KUD's proposal calls for a 500,000-gallon aquarium overlooking surf spot Point Panic, a six-story building with a floor area of 120,000 to 150,000 square feet, plus 150,000 square feet of private-enterprise biotechnology research and incubator laboratories, as well as a new 50,000-square-foot biomedical research building for the University of Hawaii.

The university is building the John A. Burns School of Medicine nearby, for which Kajima has the construction contract, and KUD says there are direct links between marine research and medical research.

The plan, supported by the University of Hawaii, also calls for an education/conference center with a theater. The complex would include a display of monk seals and sea turtles. There would be restaurants and shops and a new tree-lined entrance street.

Using its own money, KUD will come up with a feasibility plan to show how the economics would work. The company wanted initial financing by state revenue bonds, on which debt service would be paid by the commercial operations.

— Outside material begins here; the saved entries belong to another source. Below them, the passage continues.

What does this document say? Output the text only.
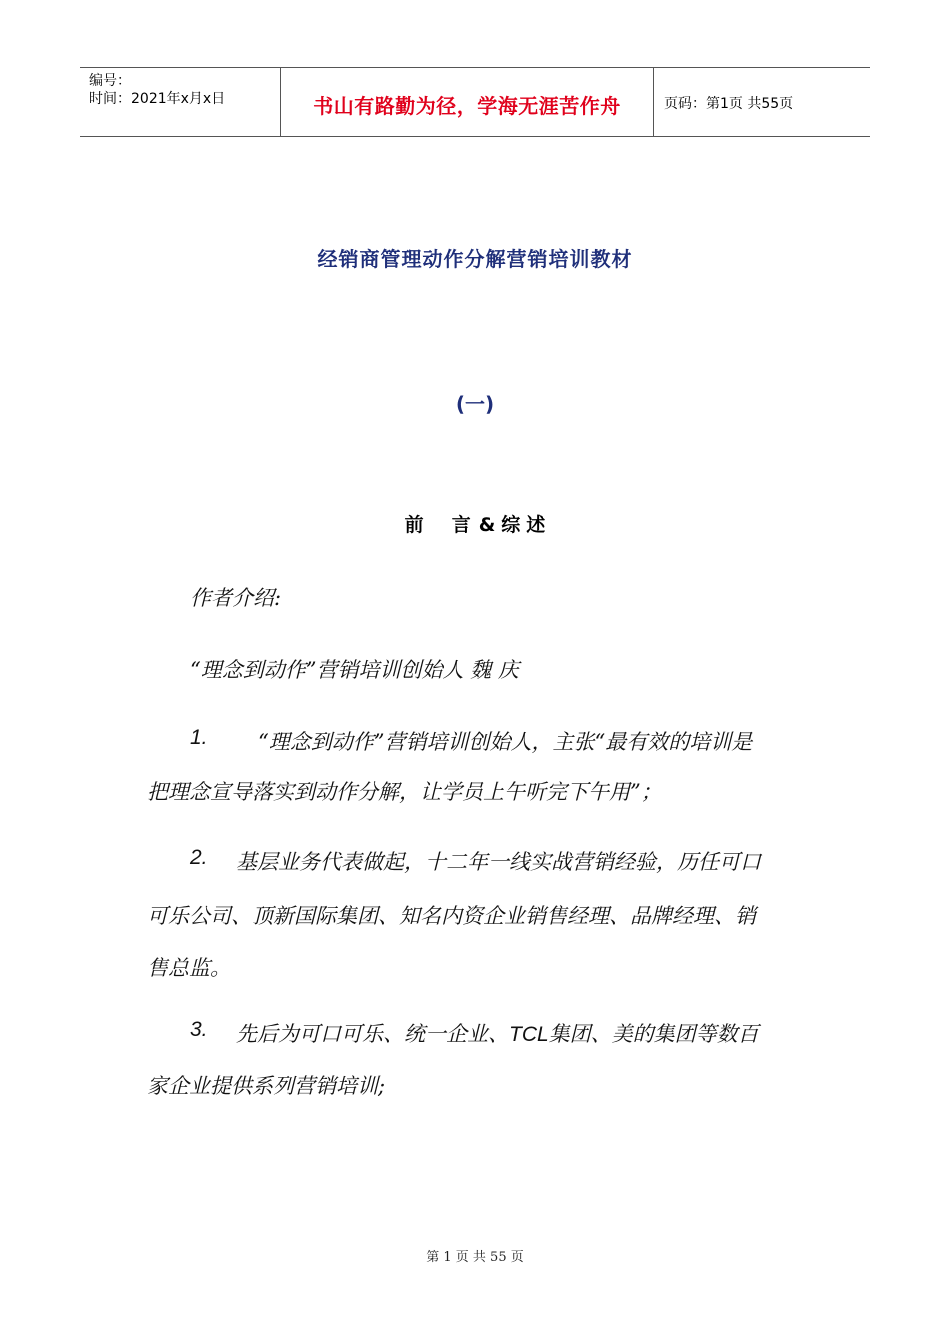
编号：
时间：2021年x月x日	书山有路勤为径，学海无涯苦作舟	页码：第1页 共55页
经销商管理动作分解营销培训教材
(一)
前 言 & 综 述
作者介绍:
“理念到动作”营销培训创始人 魏 庆
1. “理念到动作”营销培训创始人，主张“最有效的培训是
把理念宣导落实到动作分解，让学员上午听完下午用”；
2. 基层业务代表做起，十二年一线实战营销经验，历任可口
可乐公司、顶新国际集团、知名内资企业销售经理、品牌经理、销
售总监。
3. 先后为可口可乐、统一企业、TCL集团、美的集团等数百
家企业提供系列营销培训;
第 1 页 共 55 页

State Sen. Donna Mercado Kim (D, Kalihi Valley-Halawa) said her tourism committee held back the Kakaako bond issue this year because "they were not ready."

HCDA and KUD "could not answer a number of questions that were raised" about financial feasibility. Kim is concerned about duplication of attractions that might cut into each other's business, leaving neither successful, she said.

"If you have a duplication of facilities, at some point none of them can survive," Kim said.

Stone's arguments for the tax break for the Ko Olina development center around future development. Major hotel developers and operators have said they won't be interested in the location unless there is an attraction to bring people to the area, Stone says.

To be built on land donated by the Harry and Jeanette Weinberg Foundation, next to the $50 million Ko Olina Marina, the aquarium has attracted the interest of major hotel and resort companies, such as Ritz-Carlton, Hilton, Hyatt, Centrex and Intrawest, Stone said.

"We have a signed letter of intent from Ritz-Carlton and we are working on other commitments," he said.

The hotel companies are waiting for the aquarium.

"They really are conditioned upon the aquarium moving forward. Once we know the aquarium is signed and ready to go, we will go back and clear those commitments for at least two hotels and a timeshare development," Stone said.

He calls the proposed development a "world-class interactive aquarium and a marine science and mammal research facility." Stone said the aquarium and the other projects it will attract will create 10,000 construction jobs and more than 2,100 permanent jobs over the next 10 years.

During the 10-year period of the tax credit, the development will create $186 million in new state tax revenue, he said.

Meanwhile the 98-year-old Waikiki Aquarium, adopted in the early 1900s as a University of Hawaii educational facility, continues to function and there are no plans to close it.

However, if the Kakaako project does get completed, it would become the UH aquarium, meaning an eventual end to the Waikiki operation, Waikiki Aquarium officials have said.